Nel suo viaggio con Bassetti, il fondatore del Sermig ricorda anche Paolo VI. «Incontrai papa Montini senza avere un appuntamento. Nel colloquio sottolineai che non mi piaceva una Chiesa ricca e staccata dalla gente. Paolo VI mi abbracciò e mi disse: “Torna a Torino, terra di santi, per una rivoluzione d’amore”». E subito Olivero aggiunge: «Bisognerebbe che i Papi avessero il coraggio di incontrare chi bussa alla loro porta e ha il coraggio della profezia». Poi tiene a precisare: «Non siamo pacifisti ma operatori di pace. Se oggi non c’è uno scatto di conversione, siamo in uno dei momenti più bui della storia»
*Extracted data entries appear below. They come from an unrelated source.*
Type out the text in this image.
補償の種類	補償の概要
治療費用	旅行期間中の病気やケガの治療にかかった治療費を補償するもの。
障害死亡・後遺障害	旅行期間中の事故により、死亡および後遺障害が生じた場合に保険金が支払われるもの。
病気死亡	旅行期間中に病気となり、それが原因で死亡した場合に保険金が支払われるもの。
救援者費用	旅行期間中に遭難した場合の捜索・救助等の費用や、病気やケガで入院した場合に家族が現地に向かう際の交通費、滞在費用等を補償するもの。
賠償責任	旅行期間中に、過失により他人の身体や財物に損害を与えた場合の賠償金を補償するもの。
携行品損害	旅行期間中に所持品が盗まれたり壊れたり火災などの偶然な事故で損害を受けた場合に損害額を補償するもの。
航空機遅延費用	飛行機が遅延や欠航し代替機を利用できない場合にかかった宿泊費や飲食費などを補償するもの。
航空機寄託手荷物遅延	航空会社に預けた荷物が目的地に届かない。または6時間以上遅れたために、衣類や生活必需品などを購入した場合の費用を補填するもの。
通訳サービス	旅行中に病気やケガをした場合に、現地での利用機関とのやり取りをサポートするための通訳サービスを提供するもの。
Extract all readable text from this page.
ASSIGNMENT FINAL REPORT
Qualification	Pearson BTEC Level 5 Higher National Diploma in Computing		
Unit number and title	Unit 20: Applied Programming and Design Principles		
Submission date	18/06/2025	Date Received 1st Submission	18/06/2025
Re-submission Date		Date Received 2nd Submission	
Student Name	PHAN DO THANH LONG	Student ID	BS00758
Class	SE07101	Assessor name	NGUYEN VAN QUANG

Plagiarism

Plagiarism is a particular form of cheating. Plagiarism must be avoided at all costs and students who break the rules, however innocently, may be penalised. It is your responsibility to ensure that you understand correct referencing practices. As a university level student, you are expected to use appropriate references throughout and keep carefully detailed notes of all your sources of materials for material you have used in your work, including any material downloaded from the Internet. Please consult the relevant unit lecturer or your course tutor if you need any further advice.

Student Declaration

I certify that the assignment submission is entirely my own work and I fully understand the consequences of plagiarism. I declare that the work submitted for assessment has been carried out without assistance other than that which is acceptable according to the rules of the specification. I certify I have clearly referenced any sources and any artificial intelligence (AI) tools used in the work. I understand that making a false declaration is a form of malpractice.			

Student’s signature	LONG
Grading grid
Nella Scuola di musica che coinvolge più di 200 giovani viene dedicata al presidente della Cei la canzone Dammi oggi il pane. La esegue il consacrato Marco Maccarelli. A comporre la musica Mauro Tabasso. Le parole sono di Olivero e richiamano proprio i concetti accennati da Bassetti nella Messa quando chiede di pregare perché «a nessuno manchi il pane quotidiano» e perché «nel cuore di ogni donna e uomo ci sia sempre il pane del perdono». Nell’omelia chiede di non ascoltare i «profeti di sventura» e di saper vedere «i segni della primavera come suggeriva La Pira». Poi il riferimento alla preghiera. «Se uno ostenta ciò che ha fatto, la sua sarà una preghiera dell’”io” che non andrà fuori di se stesso. La preghiera che arriva a Dio è quella umile. Del resto anche in mezzo alle nostre ferite e ai nostri errori il Signore ci avvolge sempre con la sua misericordia». E lasciando come una consegna all’Arsenale giunge dal cardinale l’incoraggiamento: «Siamo piccoli, siamo come lucciole. Ho ben impresso nella mente quelle minuscole lucciole che vedevo da ragazzo risplendere nei campi di grano. Erano una bella compagnia. Ecco, con le vostre opere siete una compagnia preziosa in questa nostra Italia che ha davvero bisogno di speranza».